Les actes antimusulmans ont connu une nette baisse en 2016, selon le rapport du collectif contre l'islamophobie publié mardi. Le rejet de la religion pourrait toutefois se traduire dans les urnes, avance le chercheur Jean-Yves Camus.

C'est en apparence une baisse importante incontestable. Dans son rapport annuel publié mardi 31 janvier, le Collectif contre l'islamophobie (CCIF) fait état d'un net recul des actes islamophobes pour l'année 2016, en baisse de 35,9 % par rapport à 2015 et de 24,1 % par rapport à 2014.

L'association, qui a recensé 419 discriminations, 39 agressions, 25 attaques et dégradations contre des édifices religieux ainsi que 98 discours haineux, égraine quelques exemples concrets : Nahil, 11 ans, a été traité d'"apprenti terroriste" par sa professeure pour avoir construit un pistolet en papier ; une femme voilée a été agressée au couteau par une autre mère devant une école ; une salle de prière a été incendiée à Ajaccio ; le maire de Cannes publie un arrêté anti-burkini ; un médecin est sanctionné pour avoir refusé de soigner une femme portant un foulard ; le patron du restaurant "Le Cénacle" de Tremblay-en-France refuse de servir deux femmes voilées...

Les effets de l'état d'urgence

Dans son rapport, le collectif dénonce une "islamophobie en évolution" qui se caractérise par un recul des actes, des discriminations et des violences interpersonnelles par rapport à l'année 2015, marquée notamment par les attentats en janvier et novembre à Paris. Le ministère de l'Intérieur se targue de cette nette amélioration en affirmant qu'elle est le "fruit des actions entreprises par le gouvernement", après le lancement en avril 2015 d'un plan d'action à 100 millions d'euros pour "lutter contre le racisme, l'antisémitisme et toutes les formes de discrimination liées à l'origine ou à la religion".

"L'état d'urgence a clairement permis de protéger la population, estime pour sa part le spécialiste des nationalismes et extrémismes en Europe, Jean-Yves Camus, interrogé par France 24. Les policiers et militaires déployés devant tous les lieux de culte des villes de France ont eu effet dissuasif".

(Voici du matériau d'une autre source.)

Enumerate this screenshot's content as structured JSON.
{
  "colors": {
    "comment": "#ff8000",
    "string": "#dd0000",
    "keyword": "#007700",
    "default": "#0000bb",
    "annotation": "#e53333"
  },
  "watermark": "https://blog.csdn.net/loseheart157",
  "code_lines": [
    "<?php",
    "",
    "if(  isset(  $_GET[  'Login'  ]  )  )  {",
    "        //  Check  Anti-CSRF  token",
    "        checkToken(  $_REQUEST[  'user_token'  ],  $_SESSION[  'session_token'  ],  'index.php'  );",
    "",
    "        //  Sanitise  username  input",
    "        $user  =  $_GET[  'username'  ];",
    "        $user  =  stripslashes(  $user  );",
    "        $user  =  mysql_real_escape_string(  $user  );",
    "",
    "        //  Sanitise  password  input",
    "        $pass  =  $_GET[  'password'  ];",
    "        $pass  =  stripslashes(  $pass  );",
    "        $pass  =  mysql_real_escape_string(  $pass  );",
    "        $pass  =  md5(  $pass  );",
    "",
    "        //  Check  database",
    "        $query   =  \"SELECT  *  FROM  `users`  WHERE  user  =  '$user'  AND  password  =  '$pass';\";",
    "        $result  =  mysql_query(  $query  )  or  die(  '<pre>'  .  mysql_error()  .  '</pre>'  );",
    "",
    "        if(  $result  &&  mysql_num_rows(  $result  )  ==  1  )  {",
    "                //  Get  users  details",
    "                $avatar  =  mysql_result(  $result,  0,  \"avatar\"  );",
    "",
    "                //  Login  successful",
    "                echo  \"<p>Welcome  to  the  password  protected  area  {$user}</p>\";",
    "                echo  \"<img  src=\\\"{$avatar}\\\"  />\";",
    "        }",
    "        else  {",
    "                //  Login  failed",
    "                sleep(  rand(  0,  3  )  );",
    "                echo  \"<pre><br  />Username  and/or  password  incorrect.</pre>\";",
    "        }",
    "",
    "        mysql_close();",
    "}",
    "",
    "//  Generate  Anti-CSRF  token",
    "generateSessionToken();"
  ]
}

Reste que la lutte contre le terrorisme n'a pas eu qu'un impact positif, relève le rapport qui déplore une "islamophobie sécuritaire, affectant les musulman(e)s à travers une politique anti-terroriste mettant à mal l’État de droit". Depuis la mise en place de l'état d'urgence en novembre 2015, ce ne sont pas moins de 4 000 perquisitions et assignations à résidence menées et plus de 8 000 signalements relevés sur les lignes de dénonciation pour "radicalisation". 

Islamophobie politique

"Un certain nombre d'incidents, comme des têtes de cochons accrochées sur une mosquée, ne relèvent pas de la violence mais restent très agressifs", poursuit le politologue. Les personnes qui rejettent la communauté musulmane ne le manifestent pas forcément à travers des actes violents ou terroristes.

"Le terrosime d'extrême-droite, tel qu'on a pu le voir au Québec, n'existe pas en France, ajoute Jean-Yves Camus. Plutôt que de prendre un revolver ou d'attaquer des musulmans dans la rue, ils préfèrent voter pour l'extrême droite". Résultat : les Français expriment leur haine envers les musulmans en votant Front national. 

Sur ce point, le rapport cible "la quasi omniprésence d'une islamophobie politique, de l'extrême droite à la gauche". Il cite notamment des déclarations de François Fillon et de Nicolas Sarkozy, mais aussi de Manuel Valls, nommé 18 fois pour ses propos divers et prises de positions.